Robyn Blumner, the CEO of the Center for Inquiry and the executive director of the Richard Dawkins Foundation, has a much discussed editorial in the current Free Inquiry about a split that she describes as between identitarians and humanists. It starts with a couple of definitions, or a definition and an affirmation.
Identitarian: A person or ideology that espouses that group identity is the most important thing about a person, and that justice and power must be viewed primarily on the basis of group identity rather than individual merit. (Source: Urban Dictionary)
“The Affirmations of Humanism”: We attempt to transcend divisive parochial loyalties based on race, religion, gender, nationality, creed, class, sexual orientation, or ethnicity and strive to work together for the common good of humanity. (Paul Kurtz, Free Inquiry, Spring 1987)
I think the Urban Dictionary is a less than ideal source of definitions if you’re trying to be fair to the side you oppose. For a start I think “identitarian” is a pejorative more than it is a standard noun, and for a continue I think the Urban Dictionary’s definition is not all that careful. Also, of course, the UD is not and doesn’t claim to be any kind of scholarly source.
I think I’d define “identitarian” as someone preoccupied with identity politics, but I would not go on to claim that identity politics=”group identity is the most important thing about a person.” I think that’s quite wrong (and I suppose that’s why I think Blumner should have looked for a better source). People who practice or perform or promote identity politics are aware that various identities are more or less favored, and they think life would be fairer if the most basic, comes-with-birth type identities didn’t have to overcome a Less Favored status. One doesn’t at all have to make that politics the most central thing in her life, let alone thinking a disfavored identity is the most important thing about a person. I’m a feminist, for example, and that’s an important thing about me, especially now when it’s all being thrown on the bonfire, but it’s not the most important. I think that’s true of most people.
So, in short, the editorial about identity politics v humanism starts with a non-scholarly definition of idpol from a famously non-scholarly source, and proceeds from there. The well is a tad murky from the outset. The dice are loaded.
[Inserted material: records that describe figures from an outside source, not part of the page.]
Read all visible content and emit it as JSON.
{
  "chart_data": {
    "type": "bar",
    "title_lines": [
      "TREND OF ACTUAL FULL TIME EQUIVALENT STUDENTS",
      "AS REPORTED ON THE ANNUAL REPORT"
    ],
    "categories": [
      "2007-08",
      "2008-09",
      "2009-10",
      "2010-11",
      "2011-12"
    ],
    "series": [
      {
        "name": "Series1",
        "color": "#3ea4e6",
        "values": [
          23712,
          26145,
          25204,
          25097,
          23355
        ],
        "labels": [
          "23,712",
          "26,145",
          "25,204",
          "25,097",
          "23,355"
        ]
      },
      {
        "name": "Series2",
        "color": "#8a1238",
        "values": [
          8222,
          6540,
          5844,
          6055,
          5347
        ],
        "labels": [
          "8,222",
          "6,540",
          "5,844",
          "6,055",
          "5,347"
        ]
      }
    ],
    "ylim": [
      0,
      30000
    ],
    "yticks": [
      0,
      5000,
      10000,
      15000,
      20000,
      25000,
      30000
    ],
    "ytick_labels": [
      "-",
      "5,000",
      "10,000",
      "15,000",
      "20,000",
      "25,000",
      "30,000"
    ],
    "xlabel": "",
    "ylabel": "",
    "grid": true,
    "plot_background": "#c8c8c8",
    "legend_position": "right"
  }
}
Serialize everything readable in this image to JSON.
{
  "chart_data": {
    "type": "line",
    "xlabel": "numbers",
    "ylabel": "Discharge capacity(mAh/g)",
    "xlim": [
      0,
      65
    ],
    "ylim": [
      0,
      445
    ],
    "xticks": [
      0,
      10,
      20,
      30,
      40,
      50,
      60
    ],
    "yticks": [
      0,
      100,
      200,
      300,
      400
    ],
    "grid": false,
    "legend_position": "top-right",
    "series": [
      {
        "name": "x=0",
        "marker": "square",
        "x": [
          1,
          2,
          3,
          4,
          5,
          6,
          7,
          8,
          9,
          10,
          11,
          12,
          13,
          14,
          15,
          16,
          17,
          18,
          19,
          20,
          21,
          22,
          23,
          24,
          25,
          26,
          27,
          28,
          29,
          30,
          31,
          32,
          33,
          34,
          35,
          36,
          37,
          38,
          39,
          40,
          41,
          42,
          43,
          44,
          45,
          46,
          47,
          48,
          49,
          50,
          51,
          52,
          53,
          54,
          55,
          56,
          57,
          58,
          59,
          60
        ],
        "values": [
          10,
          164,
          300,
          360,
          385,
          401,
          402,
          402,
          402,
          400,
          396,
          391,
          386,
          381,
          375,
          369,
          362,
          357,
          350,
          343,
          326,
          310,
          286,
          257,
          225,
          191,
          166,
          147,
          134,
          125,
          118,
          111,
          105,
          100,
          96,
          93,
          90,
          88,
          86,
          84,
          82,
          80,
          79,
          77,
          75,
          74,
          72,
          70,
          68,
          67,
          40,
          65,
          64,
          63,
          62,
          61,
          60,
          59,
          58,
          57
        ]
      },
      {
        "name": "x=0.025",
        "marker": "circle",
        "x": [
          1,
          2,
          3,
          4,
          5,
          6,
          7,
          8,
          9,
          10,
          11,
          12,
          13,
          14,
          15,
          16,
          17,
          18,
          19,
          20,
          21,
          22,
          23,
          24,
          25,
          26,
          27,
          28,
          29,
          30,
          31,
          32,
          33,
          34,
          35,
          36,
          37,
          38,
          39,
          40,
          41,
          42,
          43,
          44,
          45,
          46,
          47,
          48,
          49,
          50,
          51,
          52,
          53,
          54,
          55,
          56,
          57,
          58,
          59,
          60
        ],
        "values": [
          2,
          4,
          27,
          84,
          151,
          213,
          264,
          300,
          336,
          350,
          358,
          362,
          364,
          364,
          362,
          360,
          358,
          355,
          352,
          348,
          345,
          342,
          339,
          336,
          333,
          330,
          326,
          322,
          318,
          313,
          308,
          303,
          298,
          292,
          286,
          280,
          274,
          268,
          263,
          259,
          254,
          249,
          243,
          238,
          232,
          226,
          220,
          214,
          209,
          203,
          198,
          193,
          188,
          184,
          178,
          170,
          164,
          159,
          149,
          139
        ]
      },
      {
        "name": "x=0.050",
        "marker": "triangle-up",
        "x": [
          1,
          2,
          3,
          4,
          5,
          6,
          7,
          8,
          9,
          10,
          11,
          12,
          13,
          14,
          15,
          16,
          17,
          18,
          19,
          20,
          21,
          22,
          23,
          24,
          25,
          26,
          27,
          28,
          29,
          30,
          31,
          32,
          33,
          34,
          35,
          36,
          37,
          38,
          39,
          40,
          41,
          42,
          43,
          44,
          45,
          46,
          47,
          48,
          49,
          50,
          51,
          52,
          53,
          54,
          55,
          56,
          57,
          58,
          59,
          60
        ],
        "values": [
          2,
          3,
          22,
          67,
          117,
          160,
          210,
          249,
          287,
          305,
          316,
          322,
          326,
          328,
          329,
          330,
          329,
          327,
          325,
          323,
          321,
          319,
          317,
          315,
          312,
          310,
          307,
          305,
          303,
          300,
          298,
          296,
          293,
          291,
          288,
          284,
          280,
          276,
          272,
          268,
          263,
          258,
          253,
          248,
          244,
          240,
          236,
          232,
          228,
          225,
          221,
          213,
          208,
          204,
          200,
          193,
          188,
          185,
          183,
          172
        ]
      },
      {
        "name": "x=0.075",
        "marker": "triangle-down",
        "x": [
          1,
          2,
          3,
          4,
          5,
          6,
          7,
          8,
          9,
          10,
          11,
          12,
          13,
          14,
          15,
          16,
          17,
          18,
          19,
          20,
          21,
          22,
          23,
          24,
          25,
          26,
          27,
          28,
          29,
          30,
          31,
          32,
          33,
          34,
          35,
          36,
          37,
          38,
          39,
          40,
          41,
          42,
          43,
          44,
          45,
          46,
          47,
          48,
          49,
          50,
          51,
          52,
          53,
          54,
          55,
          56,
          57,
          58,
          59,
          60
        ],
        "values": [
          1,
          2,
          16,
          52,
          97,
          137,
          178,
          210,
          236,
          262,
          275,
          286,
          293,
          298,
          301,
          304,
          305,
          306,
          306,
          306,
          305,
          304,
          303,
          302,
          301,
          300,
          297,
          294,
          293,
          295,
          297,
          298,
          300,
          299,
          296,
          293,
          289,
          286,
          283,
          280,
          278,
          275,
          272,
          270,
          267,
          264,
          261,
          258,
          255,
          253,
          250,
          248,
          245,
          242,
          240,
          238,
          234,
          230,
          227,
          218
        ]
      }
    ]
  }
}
And Kurtz’s affirmation sounds nice but it too has that ignoring the realities problem. It’s all very well to talk about transcending “divisive parochial loyalties based on race, religion, gender, nationality, creed, class, sexual orientation, or ethnicity,” but the trouble is that some people – most people in fact – can’t transcend them, because everyone else remains fully aware of them. Jews in Nazi Germany couldn’t “transcend” their pesky Jewishness; you do the math.
It’s true that people can get very bogged down in the identity stuff, and it can be tedious or clogging or beside the point or all those, but still, we’re not free to “transcend” our identities in the eyes of everyone else.
Blumner says we need to work together particularly now, so this split is a bad thing.
The division has to do with a fundamental precept of humanism, that enriching human individuality and celebrating the individual is the basis upon which humanism is built. Humanism valorizes the individual—and with good reason; we are each the hero of our own story. Not only is one’s individual sovereignty more essential to the humanist project than one’s group affiliation, but fighting for individual freedom—which includes freedom of conscience, speech, and inquiry—is part of the writ-large agenda of humanism. It unleashes creativity and grants us the breathing space to be agents in our own lives.
It’s too Ayn Randian for my taste. In particular, “one’s individual sovereignty [is] more essential to the humanist project than one’s group affiliation” comes across as ruthlessly Me First. Yes, it’s good for people to have lots of freedom and independence, but it’s also good for people to take heed of others, and give up some freedoms in order to live and work with others. The freedom to have a rave on your front lawn at 3 a.m. isn’t a freedom worth protecting. The freedom to destroy the planet isn’t a freedom worth having.